Antarctic Bottom Water and Its Role in Climate Change

A team of oceanographers led by Yasushi Fukamachi of Japan's Hokkaido University has found a new factor in climate change as they measured a system of powerful currents off Antarctica according to a new study published in the journal Nature Geoscience.

The system under study, the Antarctic Bottom Water (AABW), is generated in clockwise movement in four big sea shelves that border Antarctica. During the process, the extremely cold water sinks to the bottom of the shelves and heads out northwards along the continental shelf while some of the water mixes with the Antarctic Circumpolar Current (ACC) at the edges of the ice shelf. What remains of the AABW then reaches up into the southern latitudes of the Indian, Pacific, and Atlantic Oceans.

In their study, the scientists used eight seabed sensors anchored at a depth of 3,500 metres for two years over 175 kilometres on the Kerguelen Plateau, to the east of Antarctica. The team found that about eight million cubic meters of extremely cold water (below 0.2°C) were transported northwards over this narrow section. This represents an amount four times the previous record documented in an AABW flow in the Weddell Sea on the other side of Antarctica.

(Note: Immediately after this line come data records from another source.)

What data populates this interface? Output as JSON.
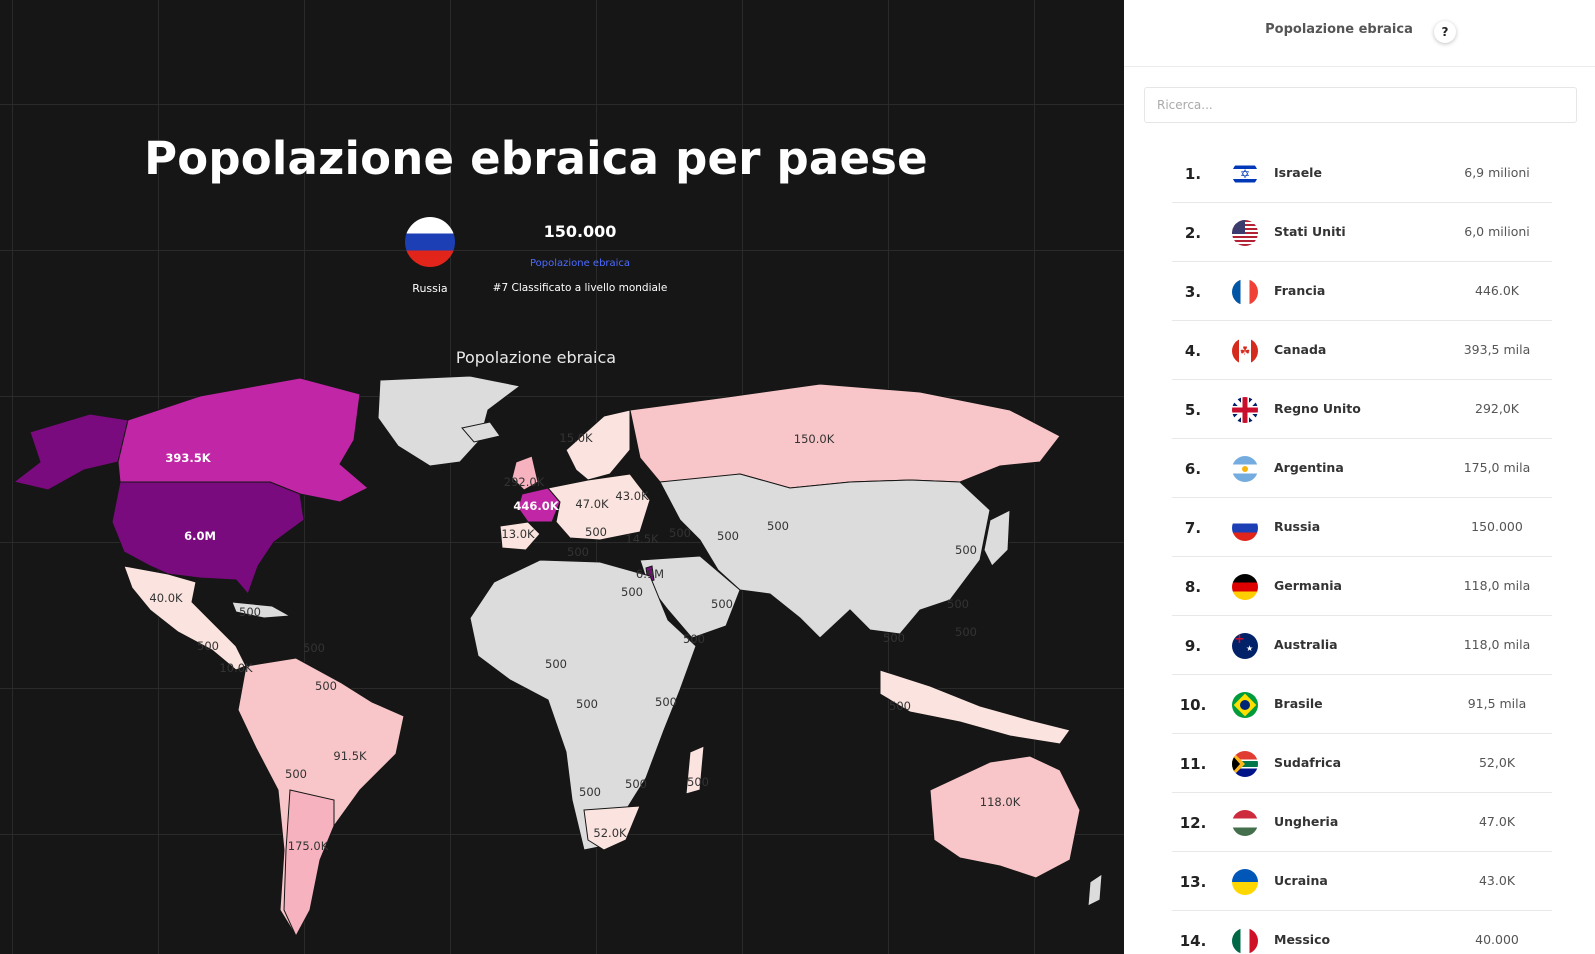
{
  "map": {
    "title": "Popolazione ebraica per paese",
    "selected": {
      "country": "Russia",
      "flag_icon": "russia-flag-icon",
      "value": "150.000",
      "metric_label": "Popolazione ebraica",
      "rank_text": "#7 Classificato a livello mondiale"
    },
    "caption": "Popolazione ebraica",
    "colors": {
      "background": "#161616",
      "no_data": "#dcdcdc",
      "tier_low": "#fbe4df",
      "tier_mid": "#f8c6c8",
      "tier_high": "#f6b3bf",
      "tier_top": "#c026a6",
      "tier_max": "#7a0b7e"
    },
    "labels": [
      {
        "text": "393.5K",
        "country": "Canada"
      },
      {
        "text": "6.0M",
        "country": "Stati Uniti"
      },
      {
        "text": "40.0K",
        "country": "Messico"
      },
      {
        "text": "500"
      },
      {
        "text": "500"
      },
      {
        "text": "500"
      },
      {
        "text": "10.0K"
      },
      {
        "text": "500"
      },
      {
        "text": "91.5K",
        "country": "Brasile"
      },
      {
        "text": "500"
      },
      {
        "text": "175.0K",
        "country": "Argentina"
      },
      {
        "text": "15.0K"
      },
      {
        "text": "292.0K",
        "country": "Regno Unito"
      },
      {
        "text": "446.0K",
        "country": "Francia"
      },
      {
        "text": "47.0K",
        "country": "Ungheria"
      },
      {
        "text": "43.0K",
        "country": "Ucraina"
      },
      {
        "text": "13.0K"
      },
      {
        "text": "500"
      },
      {
        "text": "500"
      },
      {
        "text": "14.5K"
      },
      {
        "text": "500"
      },
      {
        "text": "500"
      },
      {
        "text": "500"
      },
      {
        "text": "6.9M",
        "country": "Israele"
      },
      {
        "text": "500"
      },
      {
        "text": "500"
      },
      {
        "text": "500"
      },
      {
        "text": "150.0K",
        "country": "Russia"
      },
      {
        "text": "500"
      },
      {
        "text": "500"
      },
      {
        "text": "500"
      },
      {
        "text": "500"
      },
      {
        "text": "500"
      },
      {
        "text": "500"
      },
      {
        "text": "500"
      },
      {
        "text": "500"
      },
      {
        "text": "500"
      },
      {
        "text": "500"
      },
      {
        "text": "500"
      },
      {
        "text": "52.0K",
        "country": "Sudafrica"
      },
      {
        "text": "118.0K",
        "country": "Australia"
      }
    ]
  },
  "panel": {
    "title": "Popolazione ebraica",
    "help_label": "?",
    "search_placeholder": "Ricerca...",
    "rows": [
      {
        "rank": "1.",
        "name": "Israele",
        "value": "6,9 milioni",
        "flag": "israel-flag-icon"
      },
      {
        "rank": "2.",
        "name": "Stati Uniti",
        "value": "6,0 milioni",
        "flag": "united-states-flag-icon"
      },
      {
        "rank": "3.",
        "name": "Francia",
        "value": "446.0K",
        "flag": "france-flag-icon"
      },
      {
        "rank": "4.",
        "name": "Canada",
        "value": "393,5 mila",
        "flag": "canada-flag-icon"
      },
      {
        "rank": "5.",
        "name": "Regno Unito",
        "value": "292,0K",
        "flag": "united-kingdom-flag-icon"
      },
      {
        "rank": "6.",
        "name": "Argentina",
        "value": "175,0 mila",
        "flag": "argentina-flag-icon"
      },
      {
        "rank": "7.",
        "name": "Russia",
        "value": "150.000",
        "flag": "russia-flag-icon"
      },
      {
        "rank": "8.",
        "name": "Germania",
        "value": "118,0 mila",
        "flag": "germany-flag-icon"
      },
      {
        "rank": "9.",
        "name": "Australia",
        "value": "118,0 mila",
        "flag": "australia-flag-icon"
      },
      {
        "rank": "10.",
        "name": "Brasile",
        "value": "91,5 mila",
        "flag": "brazil-flag-icon"
      },
      {
        "rank": "11.",
        "name": "Sudafrica",
        "value": "52,0K",
        "flag": "south-africa-flag-icon"
      },
      {
        "rank": "12.",
        "name": "Ungheria",
        "value": "47.0K",
        "flag": "hungary-flag-icon"
      },
      {
        "rank": "13.",
        "name": "Ucraina",
        "value": "43.0K",
        "flag": "ukraine-flag-icon"
      },
      {
        "rank": "14.",
        "name": "Messico",
        "value": "40.000",
        "flag": "mexico-flag-icon"
      }
    ]
  }
}
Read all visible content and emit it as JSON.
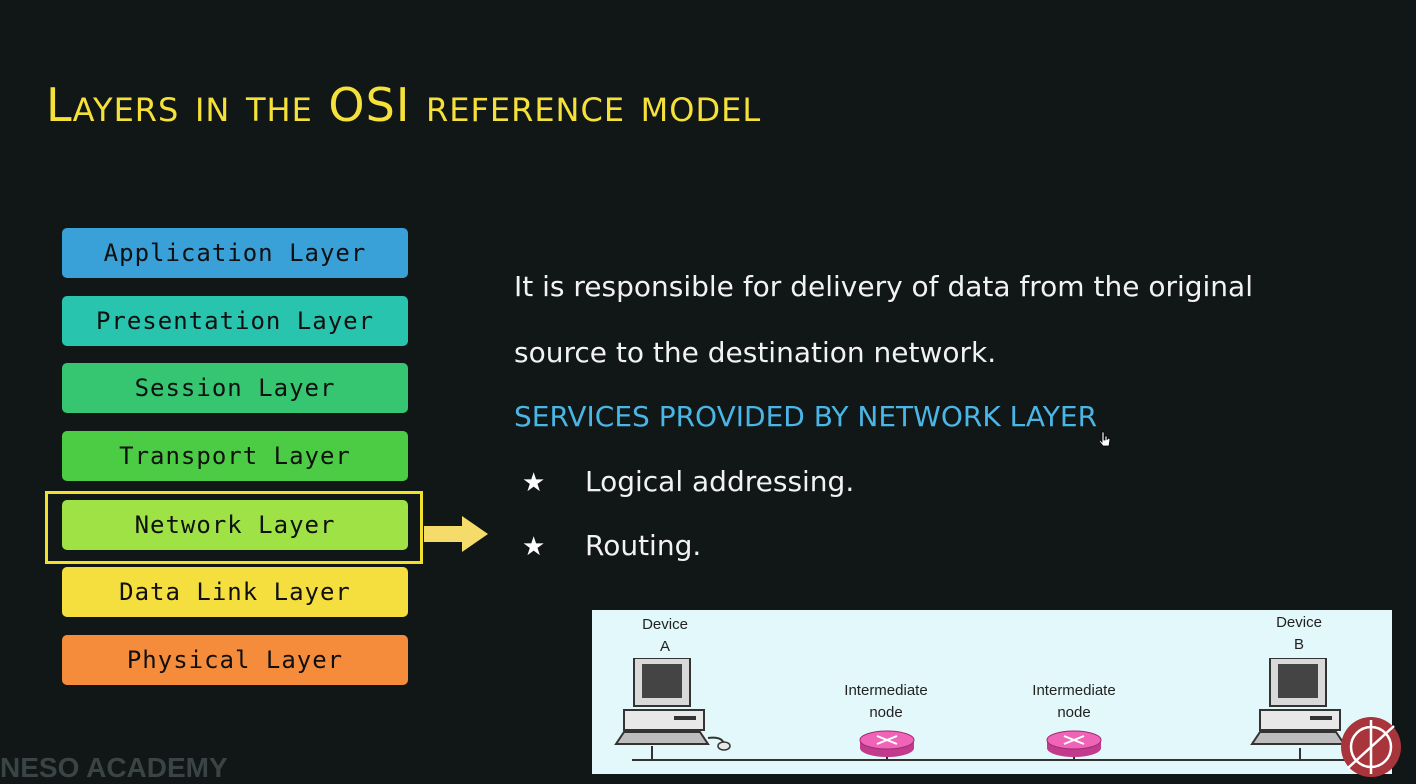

These findings are important since currents are major players in climate change. Not only are they responsible for heat circulation, they also help determine the success of oceans as a storage place for carbon dioxide (CO2), the most abundant greenhouse gas. Once the phytoplankton has taken in the CO2 and die, they bring the carbon with them. However, whether these reach the ocean bottom or are swept back up to the surface is determined by the currents.